FixTheMLO.org gives the 2009 IDA MLO draft a failing grade. We urge the IDA to abandon this draft and start anew. If you agree, please sign this petition. Signing will be closed on April 8, 2009 and names delivered to the IDA by April 10, 2009.
P E T I T I O N
to theBoard of Directors
International Dark-Sky Association
regarding
Model Lighting Ordinance Draft of February 2009
We appreciate the time and effort that MLO Task Force members have devoted to this undertaking. Nevertheless, we believe this draft is unusable for many reasons. Chief among them:
- The document is far too complex and unnecessarily technical. No model ordinance can be effective if it cannot be readily understood by the people who would have to support, enact, implement, and enforce it.

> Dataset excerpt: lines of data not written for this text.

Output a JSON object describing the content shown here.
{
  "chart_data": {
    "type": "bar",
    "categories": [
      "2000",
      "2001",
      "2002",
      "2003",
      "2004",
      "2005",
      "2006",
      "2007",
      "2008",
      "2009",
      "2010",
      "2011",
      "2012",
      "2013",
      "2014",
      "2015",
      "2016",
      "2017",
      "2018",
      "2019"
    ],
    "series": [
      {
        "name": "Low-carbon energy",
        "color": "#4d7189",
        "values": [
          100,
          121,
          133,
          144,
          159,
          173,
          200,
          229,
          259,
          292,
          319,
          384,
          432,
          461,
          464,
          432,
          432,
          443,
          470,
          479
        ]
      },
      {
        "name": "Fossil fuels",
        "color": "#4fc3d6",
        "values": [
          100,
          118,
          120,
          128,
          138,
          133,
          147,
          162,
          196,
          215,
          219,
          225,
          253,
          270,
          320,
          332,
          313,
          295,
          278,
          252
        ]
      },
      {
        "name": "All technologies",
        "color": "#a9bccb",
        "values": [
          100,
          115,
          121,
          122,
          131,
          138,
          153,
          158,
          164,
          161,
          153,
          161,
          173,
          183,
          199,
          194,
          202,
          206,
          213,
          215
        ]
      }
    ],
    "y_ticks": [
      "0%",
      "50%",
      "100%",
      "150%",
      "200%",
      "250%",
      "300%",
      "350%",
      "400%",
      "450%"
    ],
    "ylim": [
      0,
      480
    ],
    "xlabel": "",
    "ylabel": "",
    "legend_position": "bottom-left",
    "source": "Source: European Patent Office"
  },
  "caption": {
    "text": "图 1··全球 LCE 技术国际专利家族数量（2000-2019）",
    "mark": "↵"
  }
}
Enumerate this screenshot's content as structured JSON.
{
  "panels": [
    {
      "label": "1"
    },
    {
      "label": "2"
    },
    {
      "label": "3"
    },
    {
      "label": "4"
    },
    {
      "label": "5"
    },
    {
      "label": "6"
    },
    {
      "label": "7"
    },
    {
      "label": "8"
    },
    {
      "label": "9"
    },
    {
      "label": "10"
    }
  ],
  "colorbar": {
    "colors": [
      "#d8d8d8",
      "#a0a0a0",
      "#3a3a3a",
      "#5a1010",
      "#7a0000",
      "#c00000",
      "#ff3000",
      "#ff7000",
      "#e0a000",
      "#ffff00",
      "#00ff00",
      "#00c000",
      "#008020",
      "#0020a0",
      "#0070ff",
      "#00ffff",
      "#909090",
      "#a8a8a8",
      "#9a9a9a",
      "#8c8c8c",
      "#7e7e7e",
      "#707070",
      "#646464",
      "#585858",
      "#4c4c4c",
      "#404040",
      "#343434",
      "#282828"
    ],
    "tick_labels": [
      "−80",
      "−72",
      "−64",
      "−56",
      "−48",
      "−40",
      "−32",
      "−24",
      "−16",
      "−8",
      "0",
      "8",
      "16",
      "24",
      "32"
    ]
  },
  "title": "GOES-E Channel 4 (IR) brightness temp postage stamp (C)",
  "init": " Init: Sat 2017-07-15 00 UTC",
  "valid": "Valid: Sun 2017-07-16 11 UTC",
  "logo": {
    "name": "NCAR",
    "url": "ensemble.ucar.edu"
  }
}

- It fails to address roadway lighting, a major contributor to light pollution.
- No information is available as to what principles underlie the BUG ratings, and the data necessary to implement them do not exist.
- The Lighting Zone scheme appears designed to perpetuate, if not increase, existing light levels.
- Parts of it would be difficult, if not impossible, to enforce.
- The endorsement of unnecessary uplighting is contrary to long-held IDA principles.
More than six years have elapsed since IDA began this project. The present MLO draft makes clear that the development process simply is not working.
Greenpeace and the fishing industry don’t develop joint guidelines for whaling ”controls,” and Sierra Club doesn’t collaborate with the coal industry on “acceptable” levels of global warming. These groups make a stand for their cause and then work to reach that goal, and IDA needs to do the same.
For the above reasons and many more, we call upon IDA Directors to take the following steps:
- Immediately end work on this MLO and permanently abandon it.
- Terminate the collaboration agreement with IES.
- Plan to start fresh with a new committee whose members’ principal interest is “to preserve and protect the nighttime environment and our heritage of dark skies.”
We believe that IDA adoption of anything like this MLO would do irreparable harm to our efforts to combat light pollution. To cite but one example, the National Electrical Manufacturers Association--even before this draft was released--was citing it to fight full shielding requirements. How will dark-sky advocates like us be able to establish “gold standard” lighting controls in our communities if IDA itself promulgates a watered-down model like this?
Please help us to continue the fight!